Taliban opened fire to disperse the relatively small crowd.
The women chanted the slogans “bread, work and freedom,” saying they will not stay silent.
“We held a protest today, but we faced violent treatment by the Taliban,” a woman protestor said. “They opened fire on us. We hid in nearby shops to get ready for a return.”
“We women are awake, and we are tired of discrimination,” the protesting women chanted. “We stay, and we will build.”
Taliban has imposed many restrictions on women during the first year of their rule in Afghanistan. They have banned secondary schooling for girls, have asked women to cover their faces when they appear on TV and have issued an order for women’s covering.
This comes as Belgium’s foreign ministry in a statement on Saturday warned of setbacks to human rights and freedoms in Afghanistan.
The ministry said in a statement that women and girls are gradually disappearing from public life, the rights of minorities are not respected, nor is freedom of opinion and expression.

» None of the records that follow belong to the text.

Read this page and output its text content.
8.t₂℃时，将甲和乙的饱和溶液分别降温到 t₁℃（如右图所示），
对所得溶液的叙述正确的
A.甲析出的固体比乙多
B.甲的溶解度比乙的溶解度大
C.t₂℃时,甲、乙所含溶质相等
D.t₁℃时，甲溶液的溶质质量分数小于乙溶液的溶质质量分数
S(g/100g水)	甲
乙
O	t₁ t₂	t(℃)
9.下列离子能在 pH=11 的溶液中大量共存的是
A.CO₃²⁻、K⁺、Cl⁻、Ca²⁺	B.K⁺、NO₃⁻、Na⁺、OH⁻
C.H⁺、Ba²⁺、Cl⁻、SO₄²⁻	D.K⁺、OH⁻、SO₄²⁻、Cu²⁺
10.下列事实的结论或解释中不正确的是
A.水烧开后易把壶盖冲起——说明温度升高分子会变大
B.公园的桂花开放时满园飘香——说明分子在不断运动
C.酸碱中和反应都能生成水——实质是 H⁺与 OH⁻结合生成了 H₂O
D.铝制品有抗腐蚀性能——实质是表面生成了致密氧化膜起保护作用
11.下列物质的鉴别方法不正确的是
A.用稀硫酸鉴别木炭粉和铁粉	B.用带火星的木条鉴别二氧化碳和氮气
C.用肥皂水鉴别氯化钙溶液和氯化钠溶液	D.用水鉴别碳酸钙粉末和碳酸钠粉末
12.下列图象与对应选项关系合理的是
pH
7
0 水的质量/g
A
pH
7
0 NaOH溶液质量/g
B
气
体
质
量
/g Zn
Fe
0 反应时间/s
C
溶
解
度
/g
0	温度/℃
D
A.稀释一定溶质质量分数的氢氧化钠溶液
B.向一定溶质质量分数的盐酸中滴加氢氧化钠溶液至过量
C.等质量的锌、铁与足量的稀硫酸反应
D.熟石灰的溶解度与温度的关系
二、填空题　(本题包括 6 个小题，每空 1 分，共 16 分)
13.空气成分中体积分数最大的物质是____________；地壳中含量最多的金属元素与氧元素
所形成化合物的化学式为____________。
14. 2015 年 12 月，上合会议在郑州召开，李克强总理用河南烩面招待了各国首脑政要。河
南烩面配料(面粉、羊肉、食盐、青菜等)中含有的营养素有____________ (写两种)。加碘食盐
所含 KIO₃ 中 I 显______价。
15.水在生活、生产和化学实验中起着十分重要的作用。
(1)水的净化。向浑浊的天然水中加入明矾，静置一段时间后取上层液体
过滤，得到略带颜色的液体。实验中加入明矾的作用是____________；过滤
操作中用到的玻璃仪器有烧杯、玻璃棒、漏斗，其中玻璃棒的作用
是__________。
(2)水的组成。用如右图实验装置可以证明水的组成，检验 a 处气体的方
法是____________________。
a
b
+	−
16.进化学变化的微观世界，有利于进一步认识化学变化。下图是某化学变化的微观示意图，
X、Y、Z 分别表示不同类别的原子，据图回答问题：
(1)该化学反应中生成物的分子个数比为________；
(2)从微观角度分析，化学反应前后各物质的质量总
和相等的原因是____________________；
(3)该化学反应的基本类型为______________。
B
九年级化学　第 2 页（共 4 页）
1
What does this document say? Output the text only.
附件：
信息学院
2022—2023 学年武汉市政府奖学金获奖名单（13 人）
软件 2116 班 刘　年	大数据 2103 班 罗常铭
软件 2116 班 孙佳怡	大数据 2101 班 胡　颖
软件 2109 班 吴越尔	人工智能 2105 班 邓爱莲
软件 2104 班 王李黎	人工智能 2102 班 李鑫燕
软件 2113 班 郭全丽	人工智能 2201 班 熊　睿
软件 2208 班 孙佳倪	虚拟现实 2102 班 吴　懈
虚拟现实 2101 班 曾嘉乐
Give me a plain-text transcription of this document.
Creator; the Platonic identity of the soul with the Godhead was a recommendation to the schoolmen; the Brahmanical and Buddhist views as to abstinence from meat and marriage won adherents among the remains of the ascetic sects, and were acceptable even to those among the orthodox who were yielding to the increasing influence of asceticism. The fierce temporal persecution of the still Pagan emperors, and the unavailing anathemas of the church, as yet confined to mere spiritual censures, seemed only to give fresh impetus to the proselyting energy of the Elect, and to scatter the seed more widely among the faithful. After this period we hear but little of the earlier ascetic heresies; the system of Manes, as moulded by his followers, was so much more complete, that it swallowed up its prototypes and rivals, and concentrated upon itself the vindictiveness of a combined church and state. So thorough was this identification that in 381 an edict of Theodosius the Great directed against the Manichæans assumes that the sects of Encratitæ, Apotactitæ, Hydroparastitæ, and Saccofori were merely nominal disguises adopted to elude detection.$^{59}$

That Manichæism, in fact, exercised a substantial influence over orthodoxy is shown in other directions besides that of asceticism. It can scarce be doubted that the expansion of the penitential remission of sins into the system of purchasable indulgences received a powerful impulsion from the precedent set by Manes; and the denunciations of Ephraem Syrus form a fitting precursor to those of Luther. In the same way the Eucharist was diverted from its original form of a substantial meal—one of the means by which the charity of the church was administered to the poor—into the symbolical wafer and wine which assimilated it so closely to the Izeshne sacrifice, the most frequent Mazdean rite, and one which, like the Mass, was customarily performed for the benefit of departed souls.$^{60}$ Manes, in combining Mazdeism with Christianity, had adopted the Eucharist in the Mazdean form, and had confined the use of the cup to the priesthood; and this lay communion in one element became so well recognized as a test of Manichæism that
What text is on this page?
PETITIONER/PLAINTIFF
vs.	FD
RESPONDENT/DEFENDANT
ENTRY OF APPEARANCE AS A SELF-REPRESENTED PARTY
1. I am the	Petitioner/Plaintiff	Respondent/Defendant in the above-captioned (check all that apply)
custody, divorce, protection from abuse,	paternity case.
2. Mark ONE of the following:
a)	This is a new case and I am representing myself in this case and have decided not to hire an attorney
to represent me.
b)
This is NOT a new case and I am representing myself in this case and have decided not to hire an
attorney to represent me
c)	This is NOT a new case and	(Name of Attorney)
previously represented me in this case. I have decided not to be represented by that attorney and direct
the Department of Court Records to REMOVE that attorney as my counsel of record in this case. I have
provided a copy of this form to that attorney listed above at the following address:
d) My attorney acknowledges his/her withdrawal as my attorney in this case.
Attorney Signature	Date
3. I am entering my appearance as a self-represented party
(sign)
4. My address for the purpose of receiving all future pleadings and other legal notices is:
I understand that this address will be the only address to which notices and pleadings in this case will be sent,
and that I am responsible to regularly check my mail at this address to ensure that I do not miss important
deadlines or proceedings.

“Attacks on the press and media, and the arbitrary detention of journalists, confirm a deterioration that is all the more worrying because it is accompanied by a deterioration in the economic and humanitarian situation,” the statement added.
The Taliban’s decisions on the rights of women and girls illustrate a clear step backward, the ministry said.
“Measures are progressively erasing women and girls from public life,” said Belgium Foreign Minister Hadja Lahbib.
A human rights activist, Freshta Abbasi, said that the Taliban’s restrictions on women’s role in society are increasing.
“The Taliban’s violations of human rights in Afghanistan have increased,” she said. “The restrictions they have imposed on the media and women’s rights is proof of this matter.”